Patients with sickle cell trait are spared the major complications associated with sickle cell anemia, but a subset of AS individuals develop minor complications such as hyposthenuria (loss of ability of the kidneys to concentrate urine), splenic infarcts when exposed to hypoxic conditions or at high altitudes, and papillary necrosis.7 In addition, AS individuals are at risk for the rare occurrence of renal basal tubular carcinoma.8 The possibility thus exists that patients with sickle cell trait that suffer these complications might have gene modifiers (epistatic genes) that increase the risk for these pleiotropic phenotypic traits.
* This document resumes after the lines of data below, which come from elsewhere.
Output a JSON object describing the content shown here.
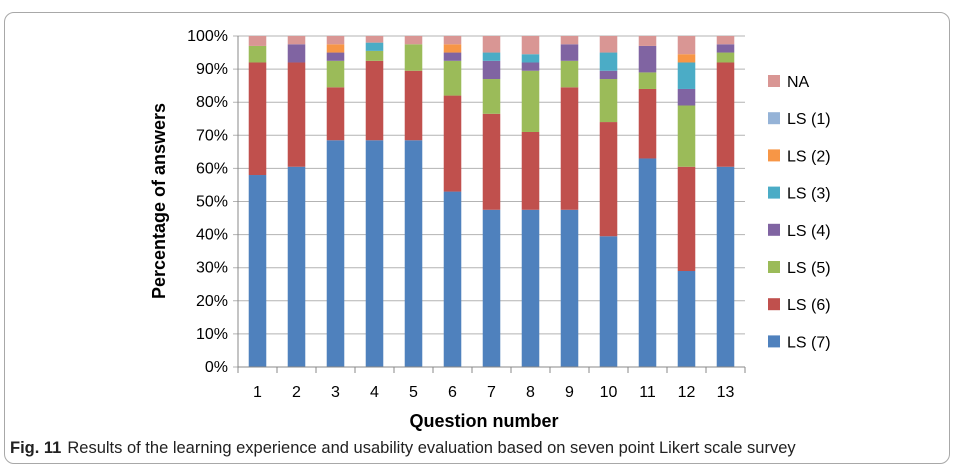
{
  "caption": {
    "label": "Fig. 11",
    "text": "Results of the learning experience and usability evaluation based on seven point Likert scale survey"
  },
  "chart_data": {
    "type": "bar",
    "stacked": true,
    "xlabel": "Question number",
    "ylabel": "Percentage of answers",
    "ylim": [
      0,
      100
    ],
    "yticks": [
      "0%",
      "10%",
      "20%",
      "30%",
      "40%",
      "50%",
      "60%",
      "70%",
      "80%",
      "90%",
      "100%"
    ],
    "categories": [
      "1",
      "2",
      "3",
      "4",
      "5",
      "6",
      "7",
      "8",
      "9",
      "10",
      "11",
      "12",
      "13"
    ],
    "legend_position": "right",
    "series": [
      {
        "name": "LS (7)",
        "color": "#4f81bd",
        "values": [
          58,
          60.5,
          68.5,
          68.5,
          68.5,
          53,
          47.5,
          47.5,
          47.5,
          39.5,
          63,
          29,
          60.5
        ]
      },
      {
        "name": "LS (6)",
        "color": "#c0504d",
        "values": [
          34,
          31.5,
          16,
          24,
          21,
          29,
          29,
          23.5,
          37,
          34.5,
          21,
          31.5,
          31.5
        ]
      },
      {
        "name": "LS (5)",
        "color": "#9bbb59",
        "values": [
          5,
          0,
          8,
          3,
          8,
          10.5,
          10.5,
          18.5,
          8,
          13,
          5,
          18.5,
          3
        ]
      },
      {
        "name": "LS (4)",
        "color": "#8064a2",
        "values": [
          0,
          5.5,
          2.5,
          0,
          0,
          2.5,
          5.5,
          2.5,
          5,
          2.5,
          8,
          5,
          2.5
        ]
      },
      {
        "name": "LS (3)",
        "color": "#4bacc6",
        "values": [
          0,
          0,
          0,
          2.5,
          0,
          0,
          2.5,
          2.5,
          0,
          5.5,
          0,
          8,
          0
        ]
      },
      {
        "name": "LS (2)",
        "color": "#f79646",
        "values": [
          0,
          0,
          2.5,
          0,
          0,
          2.5,
          0,
          0,
          0,
          0,
          0,
          2.5,
          0
        ]
      },
      {
        "name": "LS (1)",
        "color": "#95b3d7",
        "values": [
          0,
          0,
          0,
          0,
          0,
          0,
          0,
          0,
          0,
          0,
          0,
          0,
          0
        ]
      },
      {
        "name": "NA",
        "color": "#d99694",
        "values": [
          3,
          2.5,
          2.5,
          2,
          2.5,
          2.5,
          5,
          5.5,
          2.5,
          5,
          3,
          5.5,
          2.5
        ]
      }
    ]
  }
}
The effects of sildenafil lead to prolonged relaxation of smooth muscles in the corpora cavernosa and hence restoration of the natural erectile response to sexual stimulation. Nevertheless, the associated stagnation of blood within the corpora cavernosa results in local hypoxia, and in SS individuals the degree of deoxygenation may be sufficient to lead to erythrocytic rigidity and sickling, which can lead to priapism.9 To our knowledge, this complication has not been reported in AS individuals. The susceptibility of a patient with sickle trait to this condition might also depend on the effects of inherited modifier genes, which are yet to be identified.

Physicians should be aware of the possibility of sildenafil causing priapism in patients with sickle cell trait, although we do not know the incidence rate of this event. In the meantime, the manufacturers should advise against the use of this drug in sickle trait individuals until more data are obtained.